What he has tried to do is make organized sports for kids fun. He has done this by training coaches to be fair, avoid playing favorites, bulling players, and stopping fans from getting out of control. He has also tried to even the playing field for children of different colors and ethnicities.
From baseball to soccer to golf, he has made it his mission to let children choose to play the sport they love — no matter where they live or how well they play. And yet, the story behind how he discovered his calling in life is definitely a remarkable one of transition.
Today, when racial disparagement has once again taken the form of marches, protesters, and daily news headlines, here is a tale of discovery, understanding, and personal change. A lesson still as valuable today as it was then.
About the Authors Fred Engh has been involved in youth sports for over thirty years — as a coach, athletic director, and sports educator. In 1981, he founded a program that evolved into The National Alliance For Youth Sports (NAYS), a nonprofit organization that works to provide safe sports for America’s youth. As president of the Alliance, Engh has appeared on numerous television shows, including Dateline NBC and 20/20.
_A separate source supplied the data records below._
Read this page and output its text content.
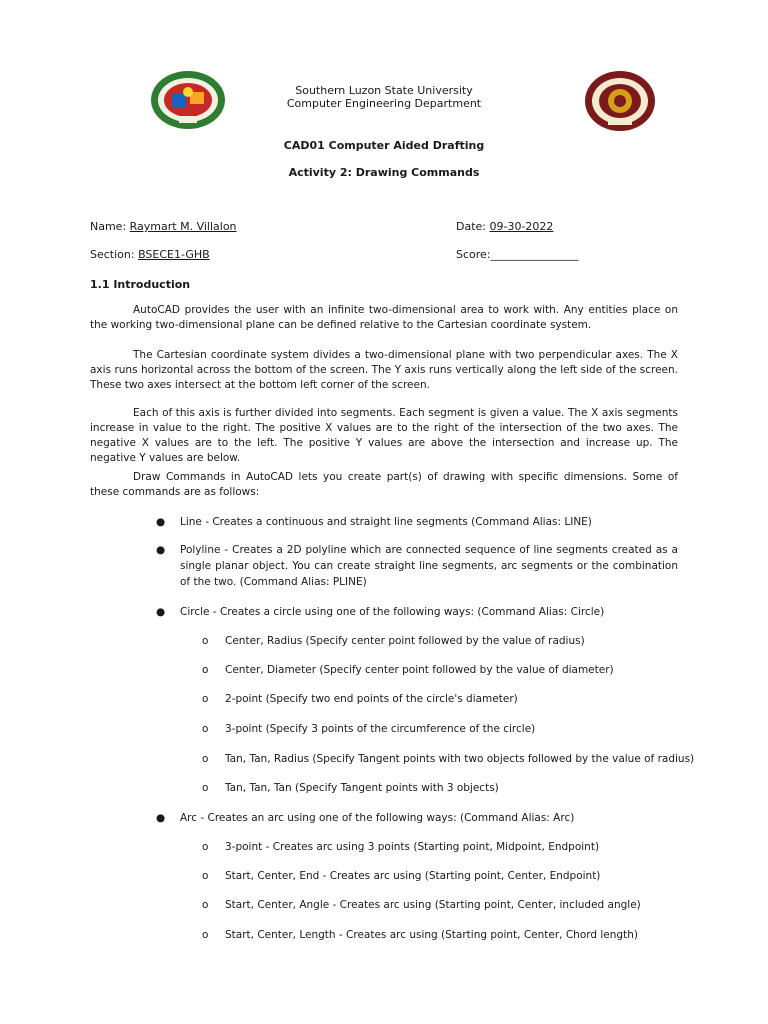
Southern Luzon State University
Computer Engineering Department
CAD01 Computer Aided Drafting
Activity 2: Drawing Commands
Name: Raymart M. Villalon	Date: 09-30-2022
Section: BSECE1-GHB	Score:________________
1.1 Introduction

AutoCAD provides the user with an infinite two-dimensional area to work with. Any entities place on the working two-dimensional plane can be defined relative to the Cartesian coordinate system.

The Cartesian coordinate system divides a two-dimensional plane with two perpendicular axes. The X axis runs horizontal across the bottom of the screen. The Y axis runs vertically along the left side of the screen. These two axes intersect at the bottom left corner of the screen.

Each of this axis is further divided into segments. Each segment is given a value. The X axis segments increase in value to the right. The positive X values are to the right of the intersection of the two axes. The negative X values are to the left. The positive Y values are above the intersection and increase up. The negative Y values are below.

Draw Commands in AutoCAD lets you create part(s) of drawing with specific dimensions. Some of these commands are as follows:

● Line - Creates a continuous and straight line segments (Command Alias: LINE)
● Polyline - Creates a 2D polyline which are connected sequence of line segments created as a single planar object. You can create straight line segments, arc segments or the combination of the two. (Command Alias: PLINE)
● Circle - Creates a circle using one of the following ways: (Command Alias: Circle)
o Center, Radius (Specify center point followed by the value of radius)
o Center, Diameter (Specify center point followed by the value of diameter)
o 2-point (Specify two end points of the circle's diameter)
o 3-point (Specify 3 points of the circumference of the circle)
o Tan, Tan, Radius (Specify Tangent points with two objects followed by the value of radius)
o Tan, Tan, Tan (Specify Tangent points with 3 objects)
● Arc - Creates an arc using one of the following ways: (Command Alias: Arc)
o 3-point - Creates arc using 3 points (Starting point, Midpoint, Endpoint)
o Start, Center, End - Creates arc using (Starting point, Center, Endpoint)
o Start, Center, Angle - Creates arc using (Starting point, Center, included angle)
o Start, Center, Length - Creates arc using (Starting point, Center, Chord length)
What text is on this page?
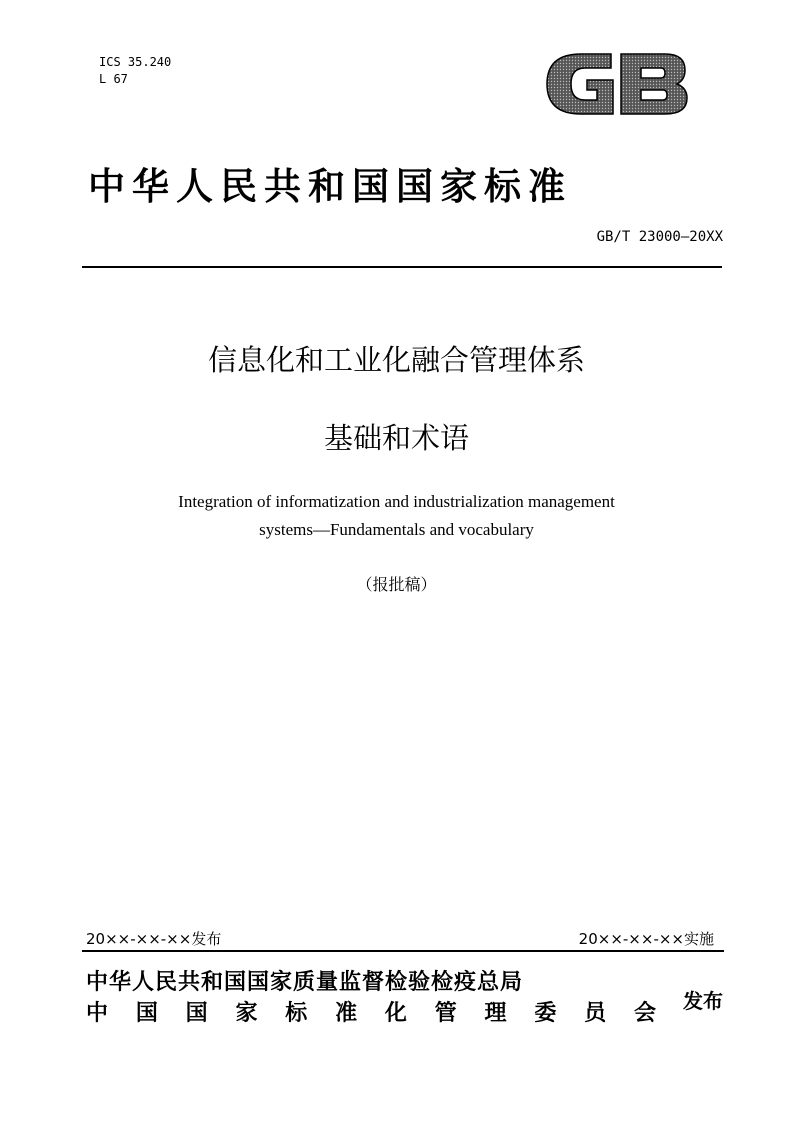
ICS 35.240
L 67
中华人民共和国国家标准
GB/T 23000—20XX
信息化和工业化融合管理体系
基础和术语
Integration of informatization and industrialization management
systems—Fundamentals and vocabulary
（报批稿）
20××-××-××发布	20××-××-××实施
中华人民共和国国家质量监督检验检疫总局
中 国 国 家 标 准 化 管 理 委 员 会 发布
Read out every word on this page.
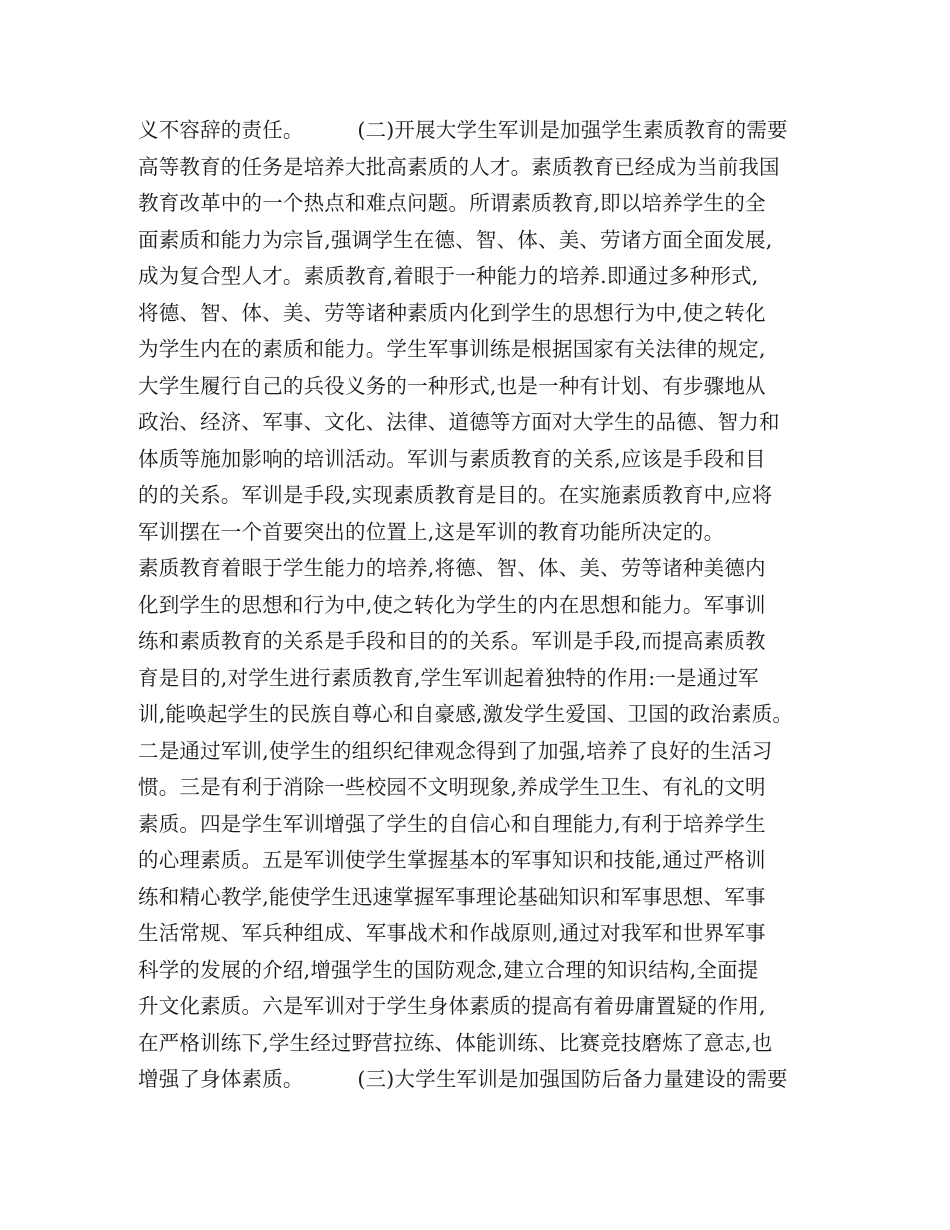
义不容辞的责任。        (二)开展大学生军训是加强学生素质教育的需要
高等教育的任务是培养大批高素质的人才。素质教育已经成为当前我国
教育改革中的一个热点和难点问题。所谓素质教育,即以培养学生的全
面素质和能力为宗旨,强调学生在德、智、体、美、劳诸方面全面发展,
成为复合型人才。素质教育,着眼于一种能力的培养.即通过多种形式,
将德、智、体、美、劳等诸种素质内化到学生的思想行为中,使之转化
为学生内在的素质和能力。学生军事训练是根据国家有关法律的规定,
大学生履行自己的兵役义务的一种形式,也是一种有计划、有步骤地从
政治、经济、军事、文化、法律、道德等方面对大学生的品德、智力和
体质等施加影响的培训活动。军训与素质教育的关系,应该是手段和目
的的关系。军训是手段,实现素质教育是目的。在实施素质教育中,应将
军训摆在一个首要突出的位置上,这是军训的教育功能所决定的。
素质教育着眼于学生能力的培养,将德、智、体、美、劳等诸种美德内
化到学生的思想和行为中,使之转化为学生的内在思想和能力。军事训
练和素质教育的关系是手段和目的的关系。军训是手段,而提高素质教
育是目的,对学生进行素质教育,学生军训起着独特的作用:一是通过军
训,能唤起学生的民族自尊心和自豪感,激发学生爱国、卫国的政治素质。
二是通过军训,使学生的组织纪律观念得到了加强,培养了良好的生活习
惯。三是有利于消除一些校园不文明现象,养成学生卫生、有礼的文明
素质。四是学生军训增强了学生的自信心和自理能力,有利于培养学生
的心理素质。五是军训使学生掌握基本的军事知识和技能,通过严格训
练和精心教学,能使学生迅速掌握军事理论基础知识和军事思想、军事
生活常规、军兵种组成、军事战术和作战原则,通过对我军和世界军事
科学的发展的介绍,增强学生的国防观念,建立合理的知识结构,全面提
升文化素质。六是军训对于学生身体素质的提高有着毋庸置疑的作用,
在严格训练下,学生经过野营拉练、体能训练、比赛竞技磨炼了意志,也
增强了身体素质。        (三)大学生军训是加强国防后备力量建设的需要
Jann Seal attended the University of Maryland in College Park receiving her undergraduate degree in English. After driving around the world in a Land Rover and writing about her adventures, she began her career teaching high school English in Baltimore’s inner city.
With a move to Los Angeles, she became an advertising copy writer opening the door to writing for network television soap operas. Jann currently writes and edits magazines and newspaper articles and has published a cookbook. She and her husband Paul live in Lake Worth, Florida.